Stephen Cotterell urged the government to impose the "stiffest possible sanctions" to isolate Russia and "offer safe routes for refugees and offer support for countries in the region who are helping thousands of people."
Government ministers say they’re sending humanitarian aid to Ukraine’s neighbours to help deal with the rising numbers of refugees, but for refugees to gain entry to the UK, certain criteria must be met as part of the immigration system here.
Speaking to ITV News, the Archbishop said it was hard to imagine how people are suffering in Ukraine, condemning the war instigated by President Putin as a "barbarous illegal act."
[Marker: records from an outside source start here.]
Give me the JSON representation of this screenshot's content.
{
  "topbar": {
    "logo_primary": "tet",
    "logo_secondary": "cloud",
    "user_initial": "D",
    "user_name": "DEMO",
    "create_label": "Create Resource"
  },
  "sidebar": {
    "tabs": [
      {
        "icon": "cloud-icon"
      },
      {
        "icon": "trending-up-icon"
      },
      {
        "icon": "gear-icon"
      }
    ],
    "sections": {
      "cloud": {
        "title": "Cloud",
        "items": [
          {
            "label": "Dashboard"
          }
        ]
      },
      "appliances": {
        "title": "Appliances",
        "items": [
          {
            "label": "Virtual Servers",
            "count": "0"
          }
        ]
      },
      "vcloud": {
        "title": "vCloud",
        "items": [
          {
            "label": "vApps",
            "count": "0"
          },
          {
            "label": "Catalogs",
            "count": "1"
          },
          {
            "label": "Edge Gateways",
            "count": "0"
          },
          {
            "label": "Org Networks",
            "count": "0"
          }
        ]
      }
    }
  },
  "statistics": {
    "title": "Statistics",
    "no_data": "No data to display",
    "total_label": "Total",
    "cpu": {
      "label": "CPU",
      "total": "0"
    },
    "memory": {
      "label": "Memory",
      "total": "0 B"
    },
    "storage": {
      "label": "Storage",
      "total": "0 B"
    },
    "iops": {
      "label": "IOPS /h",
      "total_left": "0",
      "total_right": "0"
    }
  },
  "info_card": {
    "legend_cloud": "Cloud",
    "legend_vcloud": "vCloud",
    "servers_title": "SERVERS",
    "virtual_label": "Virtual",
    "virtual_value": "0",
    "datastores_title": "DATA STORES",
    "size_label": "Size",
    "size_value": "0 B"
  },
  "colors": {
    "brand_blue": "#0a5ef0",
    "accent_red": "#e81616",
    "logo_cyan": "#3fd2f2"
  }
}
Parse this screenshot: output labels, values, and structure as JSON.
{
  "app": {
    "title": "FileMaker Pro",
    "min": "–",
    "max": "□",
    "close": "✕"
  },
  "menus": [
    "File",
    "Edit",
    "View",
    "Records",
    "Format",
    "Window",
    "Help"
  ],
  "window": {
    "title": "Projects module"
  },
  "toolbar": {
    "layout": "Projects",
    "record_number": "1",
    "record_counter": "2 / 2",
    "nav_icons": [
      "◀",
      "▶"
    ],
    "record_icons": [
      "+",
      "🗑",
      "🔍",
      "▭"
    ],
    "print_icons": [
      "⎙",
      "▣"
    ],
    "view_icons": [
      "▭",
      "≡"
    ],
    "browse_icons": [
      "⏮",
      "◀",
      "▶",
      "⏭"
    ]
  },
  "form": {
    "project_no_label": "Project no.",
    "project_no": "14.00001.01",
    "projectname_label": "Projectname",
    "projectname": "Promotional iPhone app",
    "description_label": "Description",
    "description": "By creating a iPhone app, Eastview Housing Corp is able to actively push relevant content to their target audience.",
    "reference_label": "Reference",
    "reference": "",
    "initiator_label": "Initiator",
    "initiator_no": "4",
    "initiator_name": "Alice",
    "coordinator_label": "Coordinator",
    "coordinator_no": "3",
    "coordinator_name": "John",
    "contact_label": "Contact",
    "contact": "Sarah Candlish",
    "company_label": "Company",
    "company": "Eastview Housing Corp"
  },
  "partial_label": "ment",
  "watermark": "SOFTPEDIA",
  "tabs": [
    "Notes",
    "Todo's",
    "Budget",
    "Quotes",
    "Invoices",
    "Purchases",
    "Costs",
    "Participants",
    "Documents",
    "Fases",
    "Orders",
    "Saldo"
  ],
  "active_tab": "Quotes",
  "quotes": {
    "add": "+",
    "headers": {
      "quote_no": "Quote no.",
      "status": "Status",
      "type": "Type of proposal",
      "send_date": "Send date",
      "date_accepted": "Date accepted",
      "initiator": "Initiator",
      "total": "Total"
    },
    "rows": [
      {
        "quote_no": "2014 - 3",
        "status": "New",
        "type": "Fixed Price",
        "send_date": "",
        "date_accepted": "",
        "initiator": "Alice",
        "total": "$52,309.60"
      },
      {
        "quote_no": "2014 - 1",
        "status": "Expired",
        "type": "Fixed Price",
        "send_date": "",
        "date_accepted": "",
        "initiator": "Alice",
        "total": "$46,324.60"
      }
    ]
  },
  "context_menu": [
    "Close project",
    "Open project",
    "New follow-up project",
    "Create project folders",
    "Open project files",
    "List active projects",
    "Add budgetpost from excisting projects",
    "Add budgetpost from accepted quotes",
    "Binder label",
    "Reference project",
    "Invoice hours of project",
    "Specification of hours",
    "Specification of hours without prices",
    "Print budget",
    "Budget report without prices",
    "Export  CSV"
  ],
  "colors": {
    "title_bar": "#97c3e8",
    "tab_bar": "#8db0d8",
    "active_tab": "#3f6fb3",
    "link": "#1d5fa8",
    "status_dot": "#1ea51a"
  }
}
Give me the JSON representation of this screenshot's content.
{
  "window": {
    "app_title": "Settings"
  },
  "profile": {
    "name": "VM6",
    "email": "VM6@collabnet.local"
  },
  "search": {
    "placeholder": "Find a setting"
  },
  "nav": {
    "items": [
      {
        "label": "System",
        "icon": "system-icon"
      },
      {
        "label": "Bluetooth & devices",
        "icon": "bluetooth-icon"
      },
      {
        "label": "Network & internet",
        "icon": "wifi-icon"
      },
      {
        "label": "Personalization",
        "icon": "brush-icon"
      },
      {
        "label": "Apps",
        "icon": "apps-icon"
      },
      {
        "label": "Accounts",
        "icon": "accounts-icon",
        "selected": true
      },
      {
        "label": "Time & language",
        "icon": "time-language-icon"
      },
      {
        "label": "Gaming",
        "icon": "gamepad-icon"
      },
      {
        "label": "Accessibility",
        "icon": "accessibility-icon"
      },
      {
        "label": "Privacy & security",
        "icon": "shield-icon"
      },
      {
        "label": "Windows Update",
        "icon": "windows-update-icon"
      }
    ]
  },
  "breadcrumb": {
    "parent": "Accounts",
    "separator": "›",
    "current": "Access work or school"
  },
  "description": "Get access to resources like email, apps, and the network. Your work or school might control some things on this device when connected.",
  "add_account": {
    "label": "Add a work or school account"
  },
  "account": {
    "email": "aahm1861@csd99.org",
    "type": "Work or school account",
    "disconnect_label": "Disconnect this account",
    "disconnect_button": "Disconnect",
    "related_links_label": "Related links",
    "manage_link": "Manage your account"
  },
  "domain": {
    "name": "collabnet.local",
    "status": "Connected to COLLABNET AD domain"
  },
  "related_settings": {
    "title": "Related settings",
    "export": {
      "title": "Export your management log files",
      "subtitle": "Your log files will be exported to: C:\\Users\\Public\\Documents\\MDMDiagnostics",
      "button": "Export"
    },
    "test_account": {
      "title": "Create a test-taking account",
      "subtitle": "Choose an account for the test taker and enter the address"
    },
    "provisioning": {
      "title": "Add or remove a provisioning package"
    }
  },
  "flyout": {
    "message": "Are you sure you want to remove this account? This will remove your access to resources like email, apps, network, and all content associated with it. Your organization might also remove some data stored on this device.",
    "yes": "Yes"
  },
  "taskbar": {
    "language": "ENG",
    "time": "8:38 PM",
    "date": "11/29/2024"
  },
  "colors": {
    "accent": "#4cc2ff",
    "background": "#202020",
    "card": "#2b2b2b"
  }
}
Since the invasion on Thursday, Anglican church leaders in the UK and in Ukraine and Russia invited churches to dedicate Sunday as a day of prayer for Ukraine.
A joint letter between The Archbishop of York and The Archbishop of Canterbury said: “The attack by one nation on a free, democratic country has rightly provoked outrage, sanctions, and condemnation.
“We lament with the people of Ukraine, and we pray for the innocent, the frightened and those who have lost loved ones, homes, and family.
“We continue to call for a ceasefire and the withdrawal of Russian forces as well as wide-ranging efforts to ensure peace, stability and security.”
It comes as President Vladimir Putin has ordered Russian nuclear deterrent forces be put on high alert, as tensions with the West mount over his invasion of Ukraine.
Speaking at a meeting with his top officials, the Russian president claimed leading NATO powers had made “aggressive statements” as well as imposing hard-hitting financial sanctions against Russia and leading officials.
Putin ordered the Russian defense minister and the chief of the military’s General Staff to put the nuclear deterrent forces in a “special regime of combat duty.”